Dostrzegł łzy w jej oczach. Nie znosił, kiedy płakała. Robiła się brzydka, zapuchnięta i wtedy ogarniała go złość, zniechęcenie. Musiał przyzywać na pomoc całą siłę woli, aby nie okazać jej tych uczuć. Wiedział, że w takich chwilach powinien być delikatny, wyrozumiały. Nie mógł się na to zdobyć. Im dłużej płakała, tym większa porywała go wściekłość na nią, na siebie, na cały świat. Pośpiesznie wziął ją w ramiona i powiedział, jak umiał najczulej:
– Uśmiechnij się. Tak bardzo cię proszę, żebyś nie myślała dzisiaj o przykrych rzeczach. Wszystko będzie dobrze. Zobaczysz.
Spojrzał na zegarek.
– Słuchaj, kochanie, czy ty masz zamiar pojechać do Mitelskich?
– Strasznie mi się nie chce.
– Zatelefonuj więc do Wandy, że ci coś wypadło. Pójdziemy do kina albo posiedzimy u mnie.
– Chętnie bym tak zrobiła, ale wiesz, że nie mogę. Przecież to przyjęcie Wanda urządza na moją cześć. Nawet mówiła mi, że poznam jej bardzo miłego kuzyna, niejakiego Łukasza Zdanowicza.
Roześmiał się.
– Czy sądzisz, że Wanda rzeczywiście nie domyśla się?

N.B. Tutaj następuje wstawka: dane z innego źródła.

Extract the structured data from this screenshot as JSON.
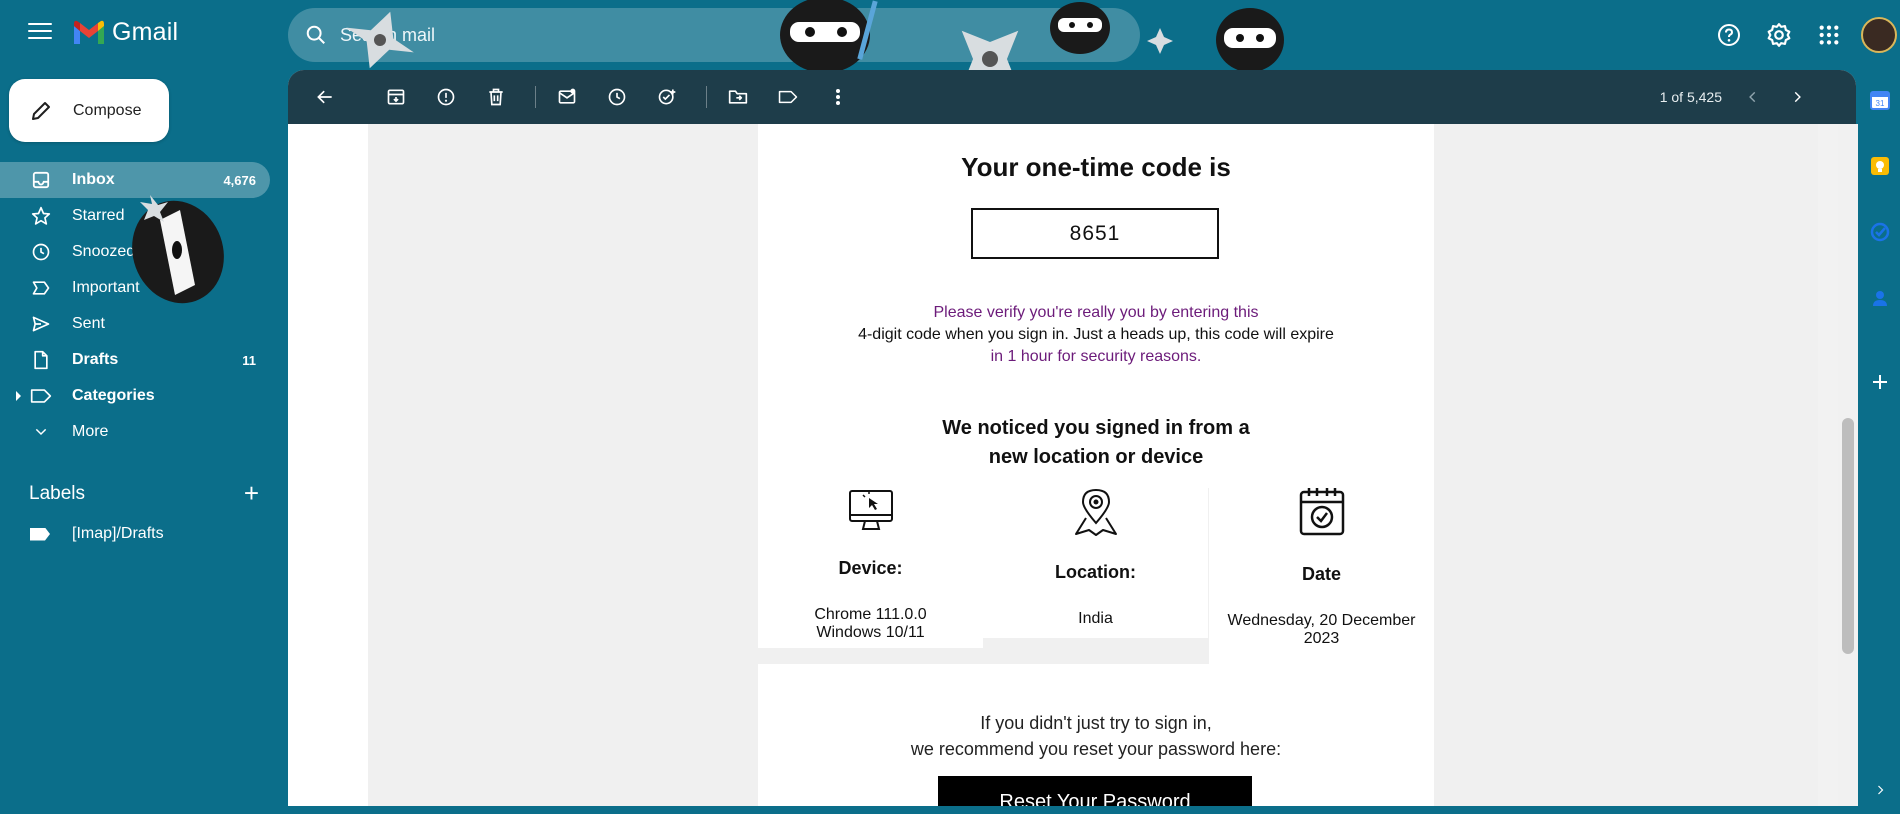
{
  "app": {
    "name": "Gmail"
  },
  "search": {
    "placeholder": "Search mail"
  },
  "compose": {
    "label": "Compose"
  },
  "nav": {
    "items": [
      {
        "label": "Inbox",
        "count": "4,676",
        "icon": "inbox-icon"
      },
      {
        "label": "Starred",
        "count": "",
        "icon": "star-icon"
      },
      {
        "label": "Snoozed",
        "count": "",
        "icon": "clock-icon"
      },
      {
        "label": "Important",
        "count": "",
        "icon": "important-icon"
      },
      {
        "label": "Sent",
        "count": "",
        "icon": "send-icon"
      },
      {
        "label": "Drafts",
        "count": "11",
        "icon": "draft-icon"
      },
      {
        "label": "Categories",
        "count": "",
        "icon": "label-icon"
      },
      {
        "label": "More",
        "count": "",
        "icon": "chevron-down-icon"
      }
    ]
  },
  "labels": {
    "heading": "Labels",
    "items": [
      {
        "label": "[Imap]/Drafts"
      }
    ]
  },
  "toolbar": {
    "pager": "1 of 5,425"
  },
  "email": {
    "otp_title": "Your one-time code is",
    "otp_code": "8651",
    "verify_line1": "Please verify you're really you by entering this",
    "verify_line2": "4-digit code when you sign in. Just a heads up, this code will expire",
    "verify_line3": "in 1 hour for security reasons.",
    "notice_line1": "We noticed you signed in from a",
    "notice_line2": "new location or device",
    "device_title": "Device:",
    "device_line1": "Chrome 111.0.0",
    "device_line2": "Windows 10/11",
    "location_title": "Location:",
    "location_value": "India",
    "date_title": "Date",
    "date_line1": "Wednesday, 20 December",
    "date_line2": "2023",
    "ifnot_line1": "If you didn't just try to sign in,",
    "ifnot_line2": "we recommend you reset your password here:",
    "reset_button": "Reset Your Password"
  },
  "colors": {
    "background": "#0b6e8a",
    "toolbar": "#1e3d4a",
    "verify_text": "#6c1b7a"
  }
}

– Oczywiście, że nie. Nigdzie przecież razem nie bywamy. Nikogo ze znajomych, będąc z tobą, nie spotkałam. Może przypuszcza, że nie jestem wierna Teodorowi, ale w żadnym wypadku nie kojarzy sobie ciebie z moją osobą. Będziemy udawać, że się nie znamy. To może być nawet zabawne. Pójdziesz do nich, oczywiście. Bardzo bym chciała.
– Jeżeli chcesz koniecznie, to pójdę. Myślę, że powoli powinnaś się szykować. Pojedziesz pierwsza, a ja przyjadę po jakiejś półgodzinie.
Potrząsnęła głową.
– Nie. Zrobimy inaczej. Muszę wpaść do domu, przebrać się. Przyszłam do ciebie wprost z apteki. Nie mogę iść na przyjęcie w tej starej, zniszczonej sukience.
Był niezadowolony.
– To bardzo niedobrze, że musisz jechać do domu. Boję się, żeby Teodor nie zrobił ci jakiejś przykrości.

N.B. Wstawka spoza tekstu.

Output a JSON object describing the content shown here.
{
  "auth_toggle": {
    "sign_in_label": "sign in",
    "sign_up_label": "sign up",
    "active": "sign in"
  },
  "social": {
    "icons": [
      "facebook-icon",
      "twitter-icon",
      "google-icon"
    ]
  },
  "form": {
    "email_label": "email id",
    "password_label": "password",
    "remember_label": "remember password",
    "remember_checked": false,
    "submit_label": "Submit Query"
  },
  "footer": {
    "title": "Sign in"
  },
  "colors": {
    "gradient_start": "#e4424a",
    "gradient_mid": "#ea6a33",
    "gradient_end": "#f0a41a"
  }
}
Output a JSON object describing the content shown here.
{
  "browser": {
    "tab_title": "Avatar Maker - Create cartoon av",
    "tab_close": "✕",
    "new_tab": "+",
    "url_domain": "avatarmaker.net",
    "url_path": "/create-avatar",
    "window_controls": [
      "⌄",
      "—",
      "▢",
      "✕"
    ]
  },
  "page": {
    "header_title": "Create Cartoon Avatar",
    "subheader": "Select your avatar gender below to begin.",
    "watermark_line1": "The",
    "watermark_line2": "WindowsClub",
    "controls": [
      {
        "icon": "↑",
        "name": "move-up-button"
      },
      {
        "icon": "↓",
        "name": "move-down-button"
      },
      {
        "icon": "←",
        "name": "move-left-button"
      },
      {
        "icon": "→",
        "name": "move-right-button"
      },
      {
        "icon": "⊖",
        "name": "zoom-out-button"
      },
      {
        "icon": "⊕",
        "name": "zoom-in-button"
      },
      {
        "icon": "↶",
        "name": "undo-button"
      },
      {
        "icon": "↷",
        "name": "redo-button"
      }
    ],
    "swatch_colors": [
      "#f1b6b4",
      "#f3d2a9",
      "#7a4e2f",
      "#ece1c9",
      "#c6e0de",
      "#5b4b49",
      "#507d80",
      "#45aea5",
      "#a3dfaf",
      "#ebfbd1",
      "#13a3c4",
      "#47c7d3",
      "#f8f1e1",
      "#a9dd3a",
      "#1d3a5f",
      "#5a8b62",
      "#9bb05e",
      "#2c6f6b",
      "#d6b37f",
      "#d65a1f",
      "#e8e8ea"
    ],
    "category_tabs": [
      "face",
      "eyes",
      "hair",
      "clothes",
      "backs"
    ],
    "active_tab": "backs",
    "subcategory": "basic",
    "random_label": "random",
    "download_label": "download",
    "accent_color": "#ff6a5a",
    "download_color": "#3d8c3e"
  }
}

– Bądź spokojny. Poradzę sobie.
Powiedziała to takim zdecydowanym tonem, że poczuł nagle niepokój.
– Błagam cię, nie sprowokuj awantury. Zdenerwujesz się niepotrzebnie.
– Nie mam najmniejszego zamiaru awanturować się. Przebiorę się tylko i wychodzę. Nie będę nawet z nim rozmawiała.

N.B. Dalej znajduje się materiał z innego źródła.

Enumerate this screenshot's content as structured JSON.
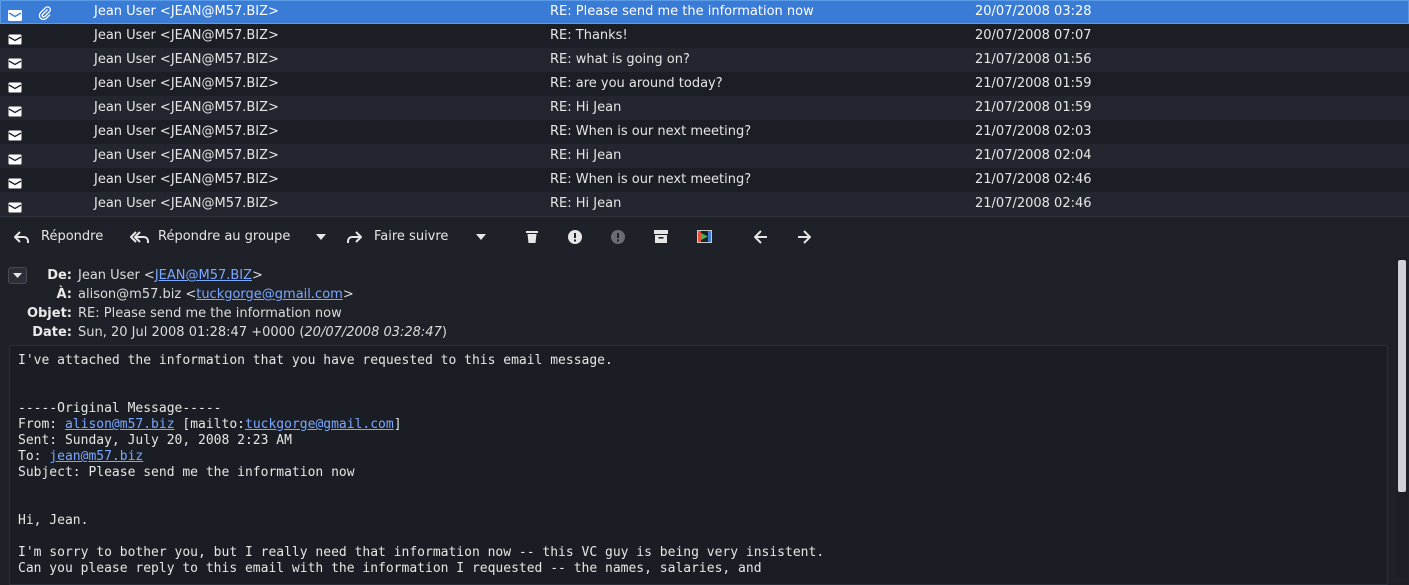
{
  "messages": [
    {
      "from": "Jean User <JEAN@M57.BIZ>",
      "subject": "RE: Please send me the information now",
      "date": "20/07/2008 03:28",
      "attachment": true,
      "selected": true
    },
    {
      "from": "Jean User <JEAN@M57.BIZ>",
      "subject": "RE: Thanks!",
      "date": "20/07/2008 07:07"
    },
    {
      "from": "Jean User <JEAN@M57.BIZ>",
      "subject": "RE: what is going on?",
      "date": "21/07/2008 01:56"
    },
    {
      "from": "Jean User <JEAN@M57.BIZ>",
      "subject": "RE: are you around today?",
      "date": "21/07/2008 01:59"
    },
    {
      "from": "Jean User <JEAN@M57.BIZ>",
      "subject": "RE: Hi Jean",
      "date": "21/07/2008 01:59"
    },
    {
      "from": "Jean User <JEAN@M57.BIZ>",
      "subject": "RE: When is our next meeting?",
      "date": "21/07/2008 02:03"
    },
    {
      "from": "Jean User <JEAN@M57.BIZ>",
      "subject": "RE: Hi Jean",
      "date": "21/07/2008 02:04"
    },
    {
      "from": "Jean User <JEAN@M57.BIZ>",
      "subject": "RE: When is our next meeting?",
      "date": "21/07/2008 02:46"
    },
    {
      "from": "Jean User <JEAN@M57.BIZ>",
      "subject": "RE: Hi Jean",
      "date": "21/07/2008 02:46"
    }
  ],
  "toolbar": {
    "reply": "Répondre",
    "reply_all": "Répondre au groupe",
    "forward": "Faire suivre"
  },
  "header": {
    "from_label": "De:",
    "from_name": "Jean User <",
    "from_email": "JEAN@M57.BIZ",
    "from_close": ">",
    "to_label": "À:",
    "to_name": "alison@m57.biz <",
    "to_email": "tuckgorge@gmail.com",
    "to_close": ">",
    "subject_label": "Objet:",
    "subject": "RE: Please send me the information now",
    "date_label": "Date:",
    "date": "Sun, 20 Jul 2008 01:28:47 +0000 (",
    "date_local": "20/07/2008 03:28:47",
    "date_close": ")"
  },
  "body": {
    "line1": "I've attached the information that you have requested to this email message.",
    "orig_header": "-----Original Message-----",
    "from_prefix": "From: ",
    "from_email": "alison@m57.biz",
    "from_mailto": " [mailto:",
    "from_mailto_email": "tuckgorge@gmail.com",
    "from_mailto_close": "]",
    "sent": "Sent: Sunday, July 20, 2008 2:23 AM",
    "to_prefix": "To: ",
    "to_email": "jean@m57.biz",
    "subject": "Subject: Please send me the information now",
    "greeting": "Hi, Jean.",
    "para1": "I'm sorry to bother you, but I really need that information now -- this VC guy is being very insistent.",
    "para2": "Can you please reply to this email with the information I requested -- the names, salaries, and"
  },
  "colors": {
    "selection": "#3a7bd5",
    "link": "#7aa7ff",
    "background": "#1e2128"
  }
}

– Wobec tego ja przyjadę przed tobą do Mitelskich.
– Chyba tak.
Przed wyjściem Krystyna zarzuciła mu ręce na szyję i przywarła policzkiem do jego twarzy.
– Bardzo cię kocham. Jesteś jedyną miłością mojego życia. Pamiętaj o tym. Cokolwiek by się stało, zawsze będę cię kochać. Zawsze.
Objął ją mocno i pocałował. Wiedział, że czeka na jego słowa, ale w tej chwili nie mógł się zmusić do tego, żeby ją zapewniać o swojej miłości.
Wolno szli w dół po schodach. Dotychczas żal mu było tych chwil, które zostawiali za drzwiami jego pokoju. Tym razem po raz pierwszy doznał uczucia ulgi, gdy przekręcał klucz w zamku. Był zły na siebie.
Kwadratowe płyty chodnika pociemniały od deszczu. Zimny wiatr szarpał świeżą zielenią drzew. W górze kłębiły się stalowoszare chmury.
Krystyna zatrzymała się gwałtownie.
– Bardzo cię przepraszam, ale zostawiłam u ciebie wino, które kupiłam dla Teodora. Stoi w kuchence na stoliku.
– Nie powinien teraz pić wina. Przy penicylinie to niewskazane.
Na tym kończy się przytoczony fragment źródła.